La proposition du régulateur américain des télécoms d'autoriser les passagers à téléphoner en vol faisait grincer des dents aux États-Unis vendredi, certains érigeant «le calme» à bord en règle d'or.

Publié le 22 nov. 2013
AGENCE FRANCE-PRESSE

L'association américaine des personnels de cabine, qui revendique 60 000 membres, s'est dite résolument opposée à la proposition annoncée jeudi et qui autoriserait l'utilisation en vol des portables avec les réseaux mobiles 3G ou 4G.
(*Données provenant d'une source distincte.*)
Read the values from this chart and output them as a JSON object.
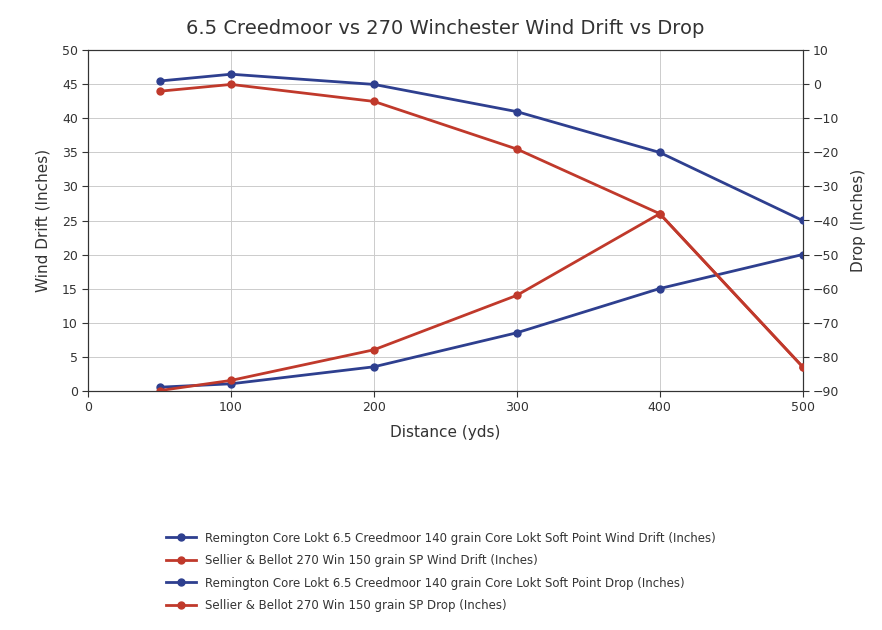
{
  "title": "6.5 Creedmoor vs 270 Winchester Wind Drift vs Drop",
  "xlabel": "Distance (yds)",
  "ylabel_left": "Wind Drift (Inches)",
  "ylabel_right": "Drop (Inches)",
  "x": [
    50,
    100,
    200,
    300,
    400,
    500
  ],
  "creedmoor_wind_drift": [
    0.5,
    1.0,
    3.5,
    8.5,
    15.0,
    20.0
  ],
  "sellier_wind_drift": [
    0.0,
    1.5,
    6.0,
    14.0,
    26.0,
    3.5
  ],
  "creedmoor_drop": [
    1.0,
    3.0,
    0.0,
    -8.0,
    -20.0,
    -40.0
  ],
  "sellier_drop": [
    -2.0,
    0.0,
    -5.0,
    -19.0,
    -38.0,
    -83.0
  ],
  "color_blue": "#2e3f8f",
  "color_red": "#c0392b",
  "ylim_left": [
    0,
    50
  ],
  "ylim_right": [
    -90,
    10
  ],
  "yticks_left": [
    0,
    5,
    10,
    15,
    20,
    25,
    30,
    35,
    40,
    45,
    50
  ],
  "yticks_right": [
    -90,
    -80,
    -70,
    -60,
    -50,
    -40,
    -30,
    -20,
    -10,
    0,
    10
  ],
  "xticks": [
    0,
    100,
    200,
    300,
    400,
    500
  ],
  "legend_labels": [
    "Remington Core Lokt 6.5 Creedmoor 140 grain Core Lokt Soft Point Wind Drift (Inches)",
    "Sellier & Bellot 270 Win 150 grain SP Wind Drift (Inches)",
    "Remington Core Lokt 6.5 Creedmoor 140 grain Core Lokt Soft Point Drop (Inches)",
    "Sellier & Bellot 270 Win 150 grain SP Drop (Inches)"
  ],
  "background_color": "#ffffff",
  "plot_bg_color": "#ffffff",
  "text_color": "#333333",
  "grid_color": "#cccccc",
  "title_fontsize": 14,
  "axis_label_fontsize": 11,
  "tick_fontsize": 9,
  "legend_fontsize": 8.5
}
Mettant en avant «l'importance d'un environnement calme en cabine», les stewards et hôtesses jugent que «toute situation bruyante et potentiellement perturbante est non seulement importune mais aussi peu sûre».

Une pétition sur internet appelant au statu quo dans la réglementation et adressée à la Maison-Blanche a recueilli 1000 signatures.

«Forcer (les passagers) à entendre des conversations ineptes, bruyantes et qui relèvent du domaine privé est sans doute la pire idée qu'ait eue le régulateur américain des télécoms», s'indignent les signataires.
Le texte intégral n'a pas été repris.